Mr. Crutchfield assiduously gathered feedback from students, who raved about the elegant cover of Trappers and Trapper Keepers. Over the years, designs have featured cats and hearts, cars and athletes, psychedelic geometric patterns and Lisa Frank’s rainbow designs. Mr. Crutchfield also consulted teachers, who at first warmly approved of his organizational invention. He found particularly useful helpers in his two children, including his son, an avowed ideal test case for the Trapper Keeper.

“My locker was a mess,” Ken Crutchfield recalled in an interview. “I’ve never really been very good at keeping things very organized, even to this day.”

The Trapper Keeper made its test market debut in Wichita in 1978 and began selling nationwide three years later. Sales were boosted by a national prime-time television ad campaign in which a disorganized young man clashes with a sassy young woman at the library, throwing her trapper to the ground. In the flirtatious conversation that ensues, she extols the merits of the Mead line of products.

“Boy, I have to find a trapper and pull myself together,” the student says.

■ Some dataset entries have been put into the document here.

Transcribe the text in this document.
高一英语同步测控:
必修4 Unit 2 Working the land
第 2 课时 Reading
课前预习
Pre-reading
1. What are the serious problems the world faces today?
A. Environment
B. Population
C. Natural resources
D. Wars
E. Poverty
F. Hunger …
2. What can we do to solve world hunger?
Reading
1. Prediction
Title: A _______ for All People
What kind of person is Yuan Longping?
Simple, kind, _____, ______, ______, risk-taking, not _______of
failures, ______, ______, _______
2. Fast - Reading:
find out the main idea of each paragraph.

“If you do,” replies his new acquaintance, “I’ll let you carry my books.”

Right from the start, the Trapper Keeper caused a stir.

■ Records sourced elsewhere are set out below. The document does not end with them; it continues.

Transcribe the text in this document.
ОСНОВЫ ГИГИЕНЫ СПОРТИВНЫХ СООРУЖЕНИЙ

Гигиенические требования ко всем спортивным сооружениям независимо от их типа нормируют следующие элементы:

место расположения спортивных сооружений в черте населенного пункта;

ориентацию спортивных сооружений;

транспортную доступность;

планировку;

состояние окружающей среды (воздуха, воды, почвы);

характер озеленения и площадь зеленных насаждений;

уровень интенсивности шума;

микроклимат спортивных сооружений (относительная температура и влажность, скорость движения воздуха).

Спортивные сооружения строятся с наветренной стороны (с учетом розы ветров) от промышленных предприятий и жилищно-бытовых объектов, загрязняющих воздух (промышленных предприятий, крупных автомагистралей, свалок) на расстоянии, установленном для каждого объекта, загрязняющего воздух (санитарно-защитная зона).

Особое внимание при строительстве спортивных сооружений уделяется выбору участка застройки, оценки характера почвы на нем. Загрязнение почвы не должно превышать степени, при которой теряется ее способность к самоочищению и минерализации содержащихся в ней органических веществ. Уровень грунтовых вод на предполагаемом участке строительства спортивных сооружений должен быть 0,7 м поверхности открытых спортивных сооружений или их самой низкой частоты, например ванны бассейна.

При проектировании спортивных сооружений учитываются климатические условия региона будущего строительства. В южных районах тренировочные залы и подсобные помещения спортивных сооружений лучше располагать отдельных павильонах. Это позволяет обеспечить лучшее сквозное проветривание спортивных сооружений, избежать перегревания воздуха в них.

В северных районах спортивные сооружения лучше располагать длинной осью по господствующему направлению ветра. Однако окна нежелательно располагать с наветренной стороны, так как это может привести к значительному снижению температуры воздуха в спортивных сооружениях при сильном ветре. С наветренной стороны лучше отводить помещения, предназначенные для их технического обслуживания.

“We rolled it out, and it was like a rocket,” Mr Crutchfield said. “It was the greatest thing we’ve ever done. I’ve seen kids fighting over designs in retail. According to Mental Floss, Mead began selling more than $100 million worth of folders and binders a year.

Ernest Bryant Crutchfield, an only child, was born in Greenville, Alabama, southwest of Montgomery, on February 5, 1937. Both of his parents worked in a cotton mill.

Mr Crutchfield was the first person in his family to graduate from college, according to his wife. He earned a Bachelor of Applied Arts from Auburn University in Alabama in 1960 and later served in the Air Force Reserve.

He began his career with Montag, a stationery and school supply company which later became part of Mead. At Mead, Mr. Crutchfield oversaw product development including the Valet stationery set, which came with a plastic envelope holder and set a sales record for the company in the late 1960s.

After leaving Mead, Mr. Crutchfield worked for the Georgia-Pacific paper company for a decade before retiring.

Survivors include his wife of 61 years, the former Virginia K’Burg of Marietta; two children, Ken Crutchfield of Alexandria, Va., and Carol Iyer of St. Augustine, Fla.; six grandchildren; and two great-grandchildren.

By the late 1990s, Trapper Keepers had begun to lose popularity, including among teachers, many of whom hated the noisy Velcro that replaced the binder’s original snap closure. Some schools banned trappers, while others, still recognizing their organizational potential, required them. Sensing the potential for a comeback, Acco Brands, Mead’s modern parent company, relaunched the line last year.